El banco de tejidos llamado MTF Biiologics desarrolló un método para reutilizar el tejido adiposo humano donado
Más de 100 profesionales se movilizan para la donación de nueve órganos de un paciente del Hospital de La Princesa
La doctora Melissa Doft, que vive en Nueva York, afirma que los "materiales cadavéricos de donantes de órganos y tejidos para la reconstrucción" llevan mucho tiempo usándose."Utilizamos injertos de piel para reparar quemaduras y para la reconstrucción mamaria u injertos de costillas para reconstruir narices", explica la profesional a 'The Guardian'.
Hace una década, nació el banco de tejidos llamado MTF Biiologics, que desarrolló un método para reutilizar el tejido adiposo humano donado que antes se desechaba tras la extracción de tejido cutáneo. Y así es como nace Renuva, el tratamiento inyectable que se puede usar para dar volumen a las mejillas, pliegues nasolabiales, sienes y celulitis.
La entidad compra grasa donada, la procesa y la purifica
AlloClae, un producto de la compañía Tiger Aesthetics, funciona de manera similar. La entidad compra grasa donada, la procesa y la purifica para eliminar el material genético. Como el producto incluye moléculas lipídicas y tiene una consistencia más espesa, es más adecuado para su uso en el cuerpo: levantamiento de glúteos, aumento de senos y reducción de caderas.
Debido al uso generalizado del Ozempic y el cansancio de los rellenos tradicionales, el medio británico asegura que muchos recurren a utilizar restos humanos. Las personas que usan este fármaco o que siguen dietas muy estrictas "no tienen suficiente grasa para transferir". "Quieren tener las piernas y el abdomen delgados, pero los senos más voluminosos", señala la experta.

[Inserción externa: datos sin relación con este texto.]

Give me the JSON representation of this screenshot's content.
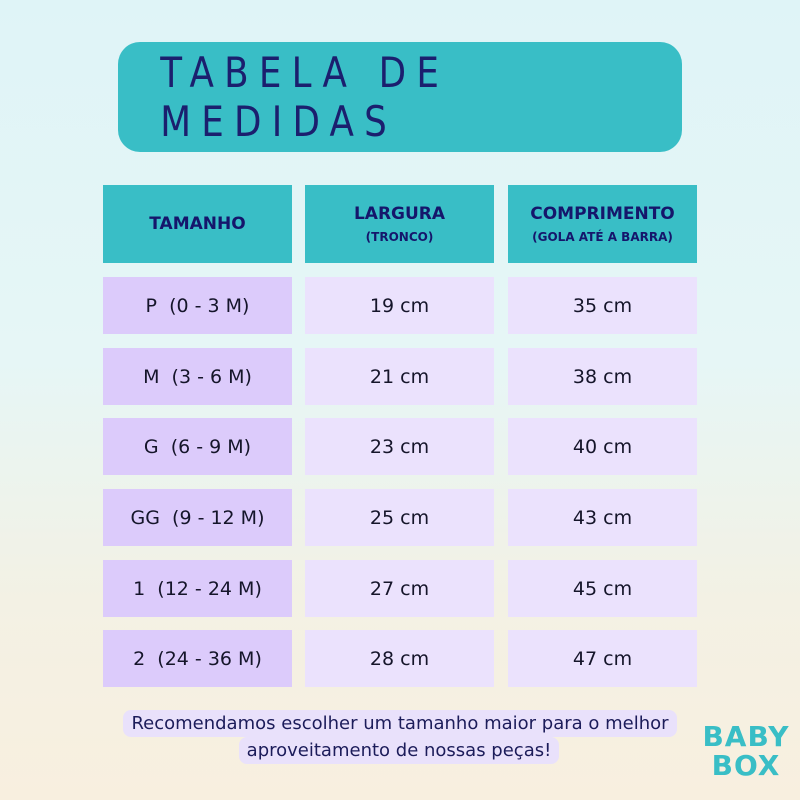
{
  "title": "Tabela de Medidas",
  "headers": [
    {
      "main": "TAMANHO",
      "sub": ""
    },
    {
      "main": "LARGURA",
      "sub": "(TRONCO)"
    },
    {
      "main": "COMPRIMENTO",
      "sub": "(GOLA ATÉ A BARRA)"
    }
  ],
  "rows": [
    [
      "P  (0 - 3 M)",
      "19 cm",
      "35 cm"
    ],
    [
      "M  (3 - 6 M)",
      "21 cm",
      "38 cm"
    ],
    [
      "G  (6 - 9 M)",
      "23 cm",
      "40 cm"
    ],
    [
      "GG  (9 - 12 M)",
      "25 cm",
      "43 cm"
    ],
    [
      "1  (12 - 24 M)",
      "27 cm",
      "45 cm"
    ],
    [
      "2  (24 - 36 M)",
      "28 cm",
      "47 cm"
    ]
  ],
  "note": {
    "line1": "Recomendamos escolher um tamanho maior para o melhor",
    "line2": "aproveitamento de nossas peças!"
  },
  "logo": {
    "line1": "BABY",
    "line2": "BOX"
  },
  "colors": {
    "accent": "#39bec6",
    "text": "#1b1f6e",
    "size_cell": "#dccbfb",
    "value_cell": "#ebe2fd"
  }
}
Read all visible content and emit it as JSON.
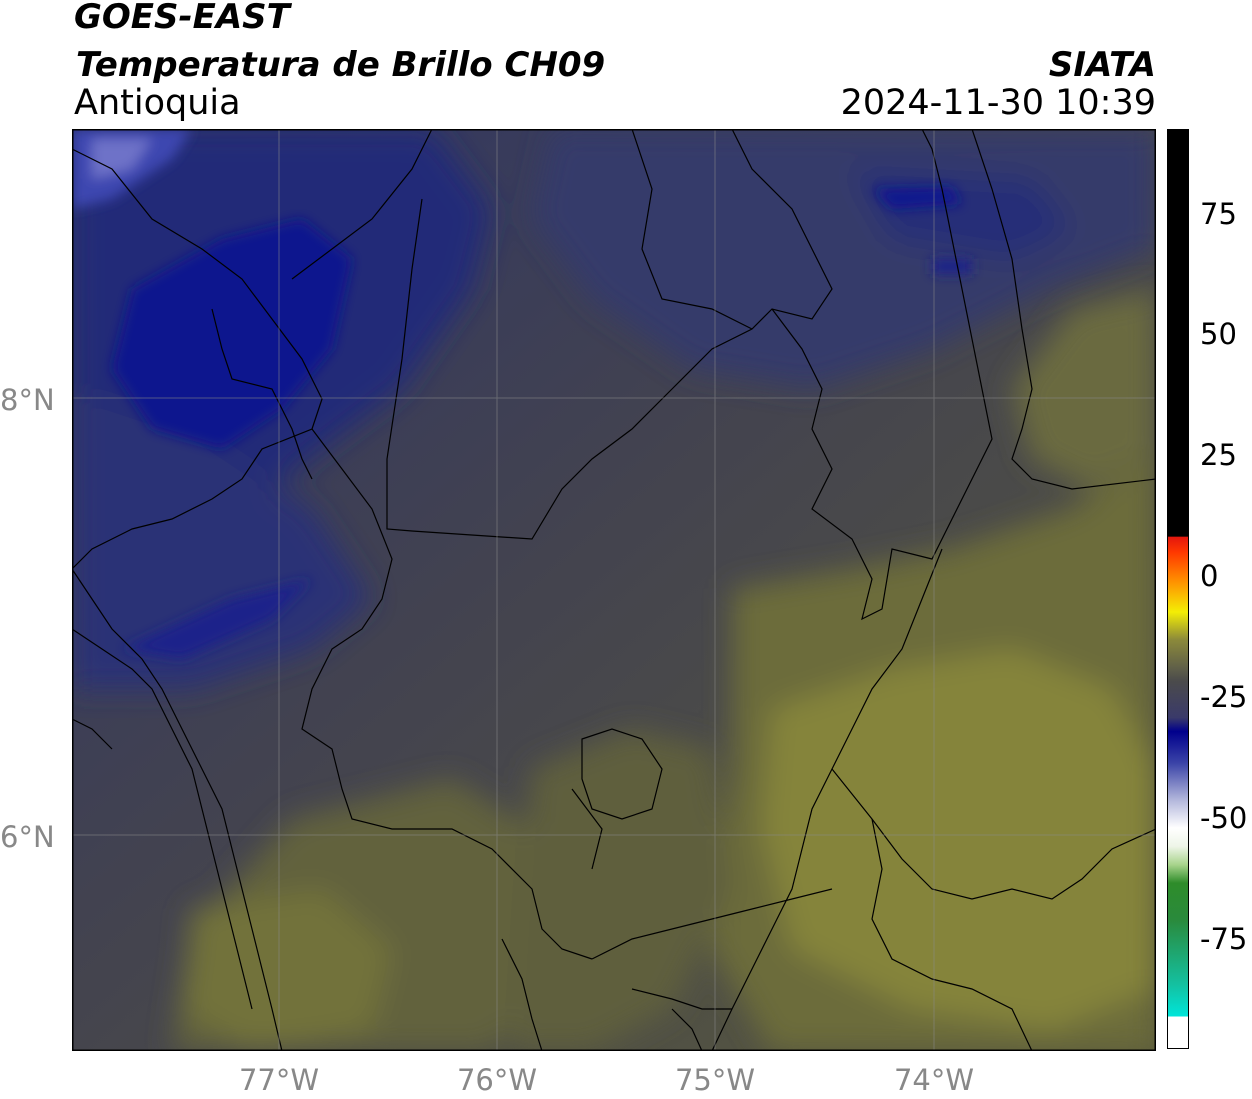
{
  "header": {
    "satellite": "GOES-EAST",
    "product": "Temperatura de Brillo CH09",
    "brand": "SIATA",
    "region": "Antioquia",
    "datetime": "2024-11-30 10:39"
  },
  "map": {
    "lon_labels": [
      "77°W",
      "76°W",
      "75°W",
      "74°W"
    ],
    "lat_labels": [
      "8°N",
      "6°N"
    ],
    "colors": {
      "cold_blue": "#161e8c",
      "mid_blue": "#2d3572",
      "gray": "#45454f",
      "olive": "#666638",
      "yellow_olive": "#85843a",
      "border": "#000000",
      "grid": "#8a8a8a"
    }
  },
  "colorbar": {
    "ticks": [
      "75",
      "50",
      "25",
      "0",
      "-25",
      "-50",
      "-75"
    ],
    "colors": {
      "black": "#000000",
      "red": "#e4170d",
      "orange": "#ff8c00",
      "yellow": "#f4ee05",
      "gray": "#4b4b4b",
      "navy": "#00008c",
      "white": "#ffffff",
      "green": "#1f8a1f",
      "cyan": "#00e5d9"
    }
  }
}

El debate llega a la opinión pública
Esta práctica ha generado un debate entre la opinión pública. "Consideraría no convertirme en donante de órganos si eso estuviera estipulado en la letra pequeña", asegura uno de ellos consultado por el medio de comunicación. "Cambiaré mi estatus de donante debido a esto", dijo otro. "Para mí, la donación de órganos es un bien público muy claro. Esto es todo lo contrario", opina otro.
Ryan Pferdehirt, vicepresidente de servicios éticos del Centro de Bioética Práctica, asegura que "los cadáveres no sufren daño al convertirse en inyectables". "Si la gente empieza a limitar su participación por miedo a esto, el daño podría superar el beneficio", explica.
"Necesitamos injertos de piel. Necesitamos trasplantes de médula ósea. Necesitamos donación de órganos. Creo que eso es mucho más importante que los aspectos estéticos", concluye el vicepresidente de servicios éticos del Centro de Bioética Práctica.